To reduce the cost of borrowing for eligible state and local government issuers and governmental agencies, these entities receive a direct subsidy from the federal government of 35% of the BAB coupon. This, in turn, enables the issuers to offer higher interest rates that can make BABs attractive to both institutional and individual investors.
Unlike owners of tax-free municipals, holders of Build America Bonds are subject to federal income tax on the interest they receive. However, holders who live in the state where the bond was issued may be exempt from state and local taxes on the interest. BABS cannot be used for refunding working capital, private activities, or 501(c)(3) organizations. BABS are often issued by essential services providers, such as water and power agencies, which may mean that a reliable income stream is available to cover the interest payments. Most BABs have been issued with maturities of more than 20 years.

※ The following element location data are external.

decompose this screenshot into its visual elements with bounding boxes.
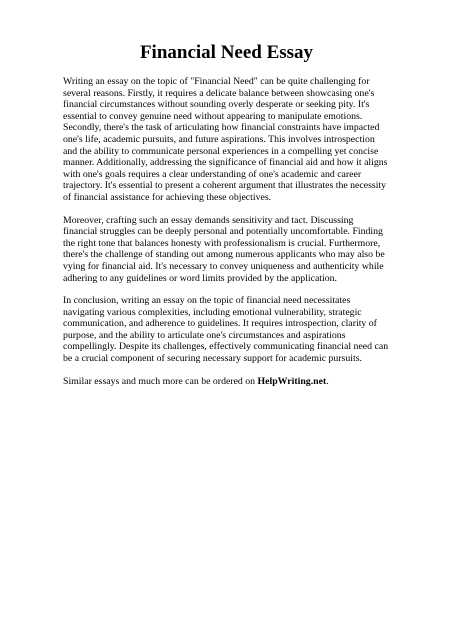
footer-brand-link[interactable]: HelpWriting.net bbox=[257, 375, 327, 387]
paragraph-2: Moreover, crafting such an essay demands sensitivity and tact. Discussing financial struggles can be deeply personal and potentially uncomfortable. Finding the right tone that balances honesty with professionalism is crucial. Furthermore, there's the challenge of standing out among numerous applicants who may also be vying for financial aid. It's necessary to convey uniqueness and authenticity while adhering to any guidelines or word limits provided by the application. bbox=[63, 214, 385, 284]
footer-suffix: . bbox=[326, 375, 329, 387]
paragraph-1: Writing an essay on the topic of "Financial Need" can be quite challenging for several reasons. Firstly, it requires a delicate balance between showcasing one's financial circumstances without sounding overly desperate or seeking pity. It's essential to convey genuine need without appearing to manipulate emotions. Secondly, there's the task of articulating how financial constraints have impacted one's life, academic pursuits, and future aspirations. This involves introspection and the ability to communicate personal experiences in a compelling yet concise manner. Additionally, addressing the significance of financial aid and how it aligns with one's goals requires a clear understanding of one's academic and career trajectory. It's essential to present a coherent argument that illustrates the necessity of financial assistance for achieving these objectives. bbox=[63, 76, 388, 203]
paragraph-3: In conclusion, writing an essay on the topic of financial need necessitates navigating various complexities, including emotional vulnerability, strategic communication, and adherence to guidelines. It requires introspection, clarity of purpose, and the ability to articulate one's circumstances and aspirations compellingly. Despite its challenges, effectively communicating financial need can be a crucial component of securing necessary support for academic pursuits. bbox=[63, 295, 389, 365]
footer-line bbox=[63, 376, 390, 388]
footer-prefix: Similar essays and much more can be ordered on bbox=[63, 375, 258, 387]
document-title: Financial Need Essay bbox=[139, 42, 314, 63]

As with all bonds, BABs carry the risk of default. However, municipal default rates historically have been significantly lower than default rates in the corporate bond market. When defaults have occurred, the average recovery rate on municipal bonds has been higher than on defaulted corporate bonds. BABs that have been issued thus far generally have received investment-grade ratings from rating agencies.

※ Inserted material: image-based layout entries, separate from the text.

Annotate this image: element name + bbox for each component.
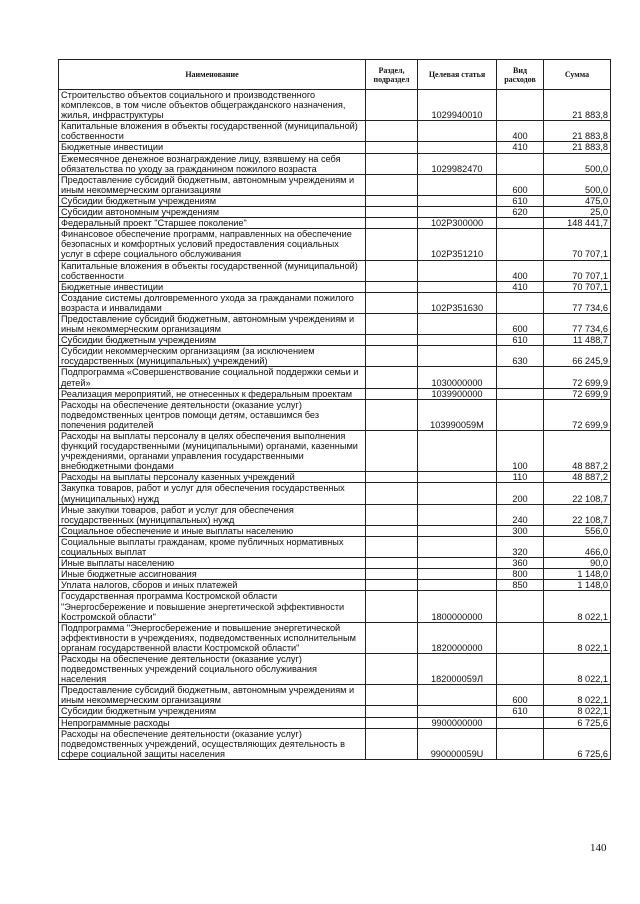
cell-section	[366, 121, 418, 142]
cell-kind: 600	[497, 174, 544, 195]
cell-section	[366, 525, 418, 536]
cell-section	[366, 717, 418, 728]
cell-kind: 320	[497, 536, 544, 557]
cell-target	[418, 195, 497, 206]
table-row	[59, 388, 611, 399]
header-kind: Вид расходов	[497, 60, 544, 90]
table-row	[59, 260, 611, 281]
cell-sum: 8 022,1	[544, 622, 611, 653]
cell-kind	[497, 90, 544, 121]
cell-name: Капитальные вложения в объекты государственной (муниципальной) собственности	[59, 121, 366, 142]
cell-kind: 300	[497, 525, 544, 536]
cell-target	[418, 207, 497, 218]
cell-section	[366, 558, 418, 569]
cell-name: Субсидии автономным учреждениям	[59, 207, 366, 218]
table-row	[59, 174, 611, 195]
table-row	[59, 195, 611, 206]
cell-kind: 410	[497, 142, 544, 153]
cell-name: Социальные выплаты гражданам, кроме публичных нормативных социальных выплат	[59, 536, 366, 557]
cell-kind	[497, 653, 544, 684]
cell-kind: 850	[497, 580, 544, 591]
cell-name: Расходы на выплаты персоналу казенных учреждений	[59, 472, 366, 483]
table-row	[59, 313, 611, 334]
cell-name: Субсидии бюджетным учреждениям	[59, 706, 366, 717]
cell-target: 102P300000	[418, 218, 497, 229]
cell-section	[366, 313, 418, 334]
cell-kind	[497, 728, 544, 759]
table-row	[59, 580, 611, 591]
cell-name: Создание системы долговременного ухода за гражданами пожилого возраста и инвалидами	[59, 292, 366, 313]
cell-section	[366, 90, 418, 121]
cell-section	[366, 536, 418, 557]
cell-sum: 21 883,8	[544, 142, 611, 153]
table-row	[59, 142, 611, 153]
cell-kind: 600	[497, 685, 544, 706]
cell-section	[366, 207, 418, 218]
table-row	[59, 153, 611, 174]
cell-section	[366, 346, 418, 367]
table-row	[59, 229, 611, 260]
cell-sum: 77 734,6	[544, 292, 611, 313]
cell-target	[418, 504, 497, 525]
cell-sum: 90,0	[544, 558, 611, 569]
cell-sum: 8 022,1	[544, 706, 611, 717]
cell-target: 1029982470	[418, 153, 497, 174]
table-row	[59, 292, 611, 313]
cell-sum: 21 883,8	[544, 121, 611, 142]
table-header-row	[59, 60, 611, 90]
table-row	[59, 728, 611, 759]
cell-kind: 620	[497, 207, 544, 218]
cell-kind	[497, 622, 544, 653]
cell-sum: 21 883,8	[544, 90, 611, 121]
cell-name: Подпрограмма "Энергосбережение и повышение энергетической эффективности в учреждениях, подведомственных исполнительным органам государственной власти Костромской области"	[59, 622, 366, 653]
header-name: Наименование	[59, 60, 366, 90]
cell-section	[366, 153, 418, 174]
table-row	[59, 483, 611, 504]
cell-name: Ежемесячное денежное вознаграждение лицу, взявшему на себя обязательства по уходу за гражданином пожилого возраста	[59, 153, 366, 174]
cell-name: Бюджетные инвестиции	[59, 142, 366, 153]
cell-target	[418, 174, 497, 195]
cell-kind	[497, 229, 544, 260]
cell-name: Социальное обеспечение и иные выплаты населению	[59, 525, 366, 536]
cell-section	[366, 218, 418, 229]
cell-name: Капитальные вложения в объекты государственной (муниципальной) собственности	[59, 260, 366, 281]
cell-sum: 25,0	[544, 207, 611, 218]
cell-name: Бюджетные инвестиции	[59, 281, 366, 292]
cell-section	[366, 292, 418, 313]
cell-kind	[497, 218, 544, 229]
cell-sum: 1 148,0	[544, 580, 611, 591]
table-row	[59, 399, 611, 430]
cell-sum: 466,0	[544, 536, 611, 557]
cell-target: 1029940010	[418, 90, 497, 121]
cell-section	[366, 174, 418, 195]
cell-kind: 410	[497, 281, 544, 292]
cell-kind	[497, 591, 544, 622]
cell-kind: 110	[497, 472, 544, 483]
cell-sum: 8 022,1	[544, 653, 611, 684]
cell-sum: 6 725,6	[544, 728, 611, 759]
cell-section	[366, 483, 418, 504]
cell-kind: 100	[497, 431, 544, 472]
table-row	[59, 281, 611, 292]
cell-kind	[497, 153, 544, 174]
table-row	[59, 706, 611, 717]
cell-name: Субсидии бюджетным учреждениям	[59, 195, 366, 206]
cell-name: Закупка товаров, работ и услуг для обеспечения государственных (муниципальных) нужд	[59, 483, 366, 504]
table-row	[59, 335, 611, 346]
budget-table	[58, 59, 611, 760]
cell-kind	[497, 399, 544, 430]
cell-section	[366, 504, 418, 525]
cell-target	[418, 121, 497, 142]
cell-kind: 610	[497, 195, 544, 206]
cell-sum: 70 707,1	[544, 260, 611, 281]
cell-kind: 240	[497, 504, 544, 525]
cell-target: 102P351630	[418, 292, 497, 313]
table-row	[59, 90, 611, 121]
cell-section	[366, 591, 418, 622]
cell-target: 1030000000	[418, 367, 497, 388]
table-row	[59, 431, 611, 472]
cell-kind: 200	[497, 483, 544, 504]
cell-sum: 556,0	[544, 525, 611, 536]
cell-name: Финансовое обеспечение программ, направленных на обеспечение безопасных и комфортных условий предоставления социальных услуг в сфере социального обслуживания	[59, 229, 366, 260]
cell-kind: 610	[497, 706, 544, 717]
table-row	[59, 121, 611, 142]
cell-target: 9900000000	[418, 717, 497, 728]
cell-sum: 72 699,9	[544, 367, 611, 388]
cell-target: 990000059U	[418, 728, 497, 759]
cell-kind: 400	[497, 260, 544, 281]
cell-target: 1800000000	[418, 591, 497, 622]
cell-name: Непрограммные расходы	[59, 717, 366, 728]
table-row	[59, 558, 611, 569]
cell-target	[418, 281, 497, 292]
cell-name: Строительство объектов социального и производственного комплексов, в том числе объектов общегражданского назначения, жилья, инфраструктуры	[59, 90, 366, 121]
cell-name: Расходы на обеспечение деятельности (оказание услуг) подведомственных учреждений, осуществляющих деятельность в сфере социальной защиты населения	[59, 728, 366, 759]
cell-target	[418, 346, 497, 367]
cell-section	[366, 142, 418, 153]
cell-kind	[497, 367, 544, 388]
cell-sum: 70 707,1	[544, 281, 611, 292]
table-row	[59, 591, 611, 622]
cell-section	[366, 388, 418, 399]
table-row	[59, 536, 611, 557]
table-row	[59, 504, 611, 525]
cell-name: Уплата налогов, сборов и иных платежей	[59, 580, 366, 591]
cell-section	[366, 580, 418, 591]
cell-section	[366, 653, 418, 684]
cell-name: Расходы на обеспечение деятельности (оказание услуг) подведомственных центров помощи детям, оставшимся без попечения родителей	[59, 399, 366, 430]
cell-sum: 8 022,1	[544, 685, 611, 706]
cell-target	[418, 525, 497, 536]
cell-target	[418, 569, 497, 580]
table-row	[59, 653, 611, 684]
cell-kind: 630	[497, 346, 544, 367]
cell-sum: 6 725,6	[544, 717, 611, 728]
cell-section	[366, 260, 418, 281]
cell-target: 1039900000	[418, 388, 497, 399]
cell-target	[418, 313, 497, 334]
header-target: Целевая статья	[418, 60, 497, 90]
table-row	[59, 218, 611, 229]
cell-kind	[497, 292, 544, 313]
table-row	[59, 622, 611, 653]
cell-sum: 22 108,7	[544, 483, 611, 504]
cell-section	[366, 367, 418, 388]
table-row	[59, 367, 611, 388]
table-body	[59, 90, 611, 760]
cell-name: Федеральный проект "Старшее поколение"	[59, 218, 366, 229]
cell-name: Реализация мероприятий, не отнесенных к федеральным проектам	[59, 388, 366, 399]
cell-target	[418, 431, 497, 472]
cell-section	[366, 195, 418, 206]
table-row	[59, 525, 611, 536]
cell-target: 102P351210	[418, 229, 497, 260]
table-row	[59, 472, 611, 483]
cell-target: 182000059Л	[418, 653, 497, 684]
cell-name: Государственная программа Костромской области "Энергосбережение и повышение энергетической эффективности Костромской области"	[59, 591, 366, 622]
cell-sum: 48 887,2	[544, 472, 611, 483]
table-row	[59, 569, 611, 580]
cell-sum: 1 148,0	[544, 569, 611, 580]
cell-target: 103990059М	[418, 399, 497, 430]
cell-sum: 72 699,9	[544, 388, 611, 399]
cell-sum: 77 734,6	[544, 313, 611, 334]
table-row	[59, 685, 611, 706]
cell-target	[418, 483, 497, 504]
cell-kind: 400	[497, 121, 544, 142]
cell-sum: 8 022,1	[544, 591, 611, 622]
cell-name: Предоставление субсидий бюджетным, автономным учреждениям и иным некоммерческим организациям	[59, 174, 366, 195]
cell-target	[418, 472, 497, 483]
cell-target: 1820000000	[418, 622, 497, 653]
header-section: Раздел, подраздел	[366, 60, 418, 90]
cell-sum: 475,0	[544, 195, 611, 206]
cell-kind: 800	[497, 569, 544, 580]
table-row	[59, 717, 611, 728]
cell-name: Предоставление субсидий бюджетным, автономным учреждениям и иным некоммерческим организациям	[59, 313, 366, 334]
cell-kind: 610	[497, 335, 544, 346]
cell-sum: 48 887,2	[544, 431, 611, 472]
cell-name: Иные бюджетные ассигнования	[59, 569, 366, 580]
cell-section	[366, 472, 418, 483]
cell-target	[418, 335, 497, 346]
cell-name: Расходы на обеспечение деятельности (оказание услуг) подведомственных учреждений социального обслуживания населения	[59, 653, 366, 684]
cell-sum: 70 707,1	[544, 229, 611, 260]
cell-target	[418, 260, 497, 281]
cell-section	[366, 399, 418, 430]
cell-kind: 600	[497, 313, 544, 334]
header-sum: Сумма	[544, 60, 611, 90]
cell-sum: 500,0	[544, 174, 611, 195]
cell-name: Подпрограмма «Совершенствование социальной поддержки семьи и детей»	[59, 367, 366, 388]
cell-section	[366, 431, 418, 472]
cell-section	[366, 335, 418, 346]
cell-target	[418, 706, 497, 717]
cell-name: Субсидии некоммерческим организациям (за исключением государственных (муниципальных) учреждений)	[59, 346, 366, 367]
cell-name: Иные закупки товаров, работ и услуг для обеспечения государственных (муниципальных) нужд	[59, 504, 366, 525]
cell-name: Иные выплаты населению	[59, 558, 366, 569]
table-row	[59, 207, 611, 218]
cell-name: Предоставление субсидий бюджетным, автономным учреждениям и иным некоммерческим организациям	[59, 685, 366, 706]
cell-sum: 500,0	[544, 153, 611, 174]
cell-kind	[497, 388, 544, 399]
cell-sum: 22 108,7	[544, 504, 611, 525]
cell-section	[366, 728, 418, 759]
cell-target	[418, 685, 497, 706]
cell-kind: 360	[497, 558, 544, 569]
cell-target	[418, 536, 497, 557]
cell-sum: 148 441,7	[544, 218, 611, 229]
cell-section	[366, 569, 418, 580]
cell-name: Расходы на выплаты персоналу в целях обеспечения выполнения функций государственными (муниципальными) органами, казенными учреждениями, органами управления государственными внебюджетными фондами	[59, 431, 366, 472]
cell-name: Субсидии бюджетным учреждениям	[59, 335, 366, 346]
cell-section	[366, 685, 418, 706]
cell-kind	[497, 717, 544, 728]
cell-sum: 72 699,9	[544, 399, 611, 430]
cell-sum: 11 488,7	[544, 335, 611, 346]
cell-target	[418, 142, 497, 153]
cell-section	[366, 281, 418, 292]
cell-section	[366, 622, 418, 653]
cell-section	[366, 229, 418, 260]
page-number: 140	[590, 842, 607, 854]
cell-section	[366, 706, 418, 717]
cell-target	[418, 558, 497, 569]
cell-target	[418, 580, 497, 591]
cell-sum: 66 245,9	[544, 346, 611, 367]
table-row	[59, 346, 611, 367]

The BABs program expired at the end of 2010, and proposals to extend it have not been approved by Congress.
Build America Bonds are issued pursuant to the American Recovery and Reinvestment Act of 2009 that authorizes state and local governments to issue a taxable governmental bond with federal subsidies to the issuer for a portion of the borrowing costs. This subsidy does not constitute a federal guarantee of payment to the bondholder. Municipal Bonds Risk: Municipal bonds are fixed rate debt obligations that generally decline in value with increases in interest rates, an issuer’s or an insurer’s worsening financial condition or a drop in bond ratings. Typically, bonds with longer periods before maturity are more sensitive to interest rate changes. Build America Bonds, unlike traditional municipal bonds, are taxable. Build America Bonds Risk: Any issuer of a Build America Bond that fails to continue to meet the requirements imposed by the American Recovery and Reinvestment Act of 2009 may not receive federal cash subsidy payments which could impair its ability to make scheduled interest payments. These securities may also carry extraordinary calls which cannot be predicted and thus the yield cannot be calculated. Tax Treatment Risk: Changes in the tax treatment of bonds either due to future legislation or due to the failure of a public issuer of a bond (or private guarantor) to meet certain conditions imposed by various tax laws may have an adverse impact on the value of the bonds. Past performance is not indicative of future results.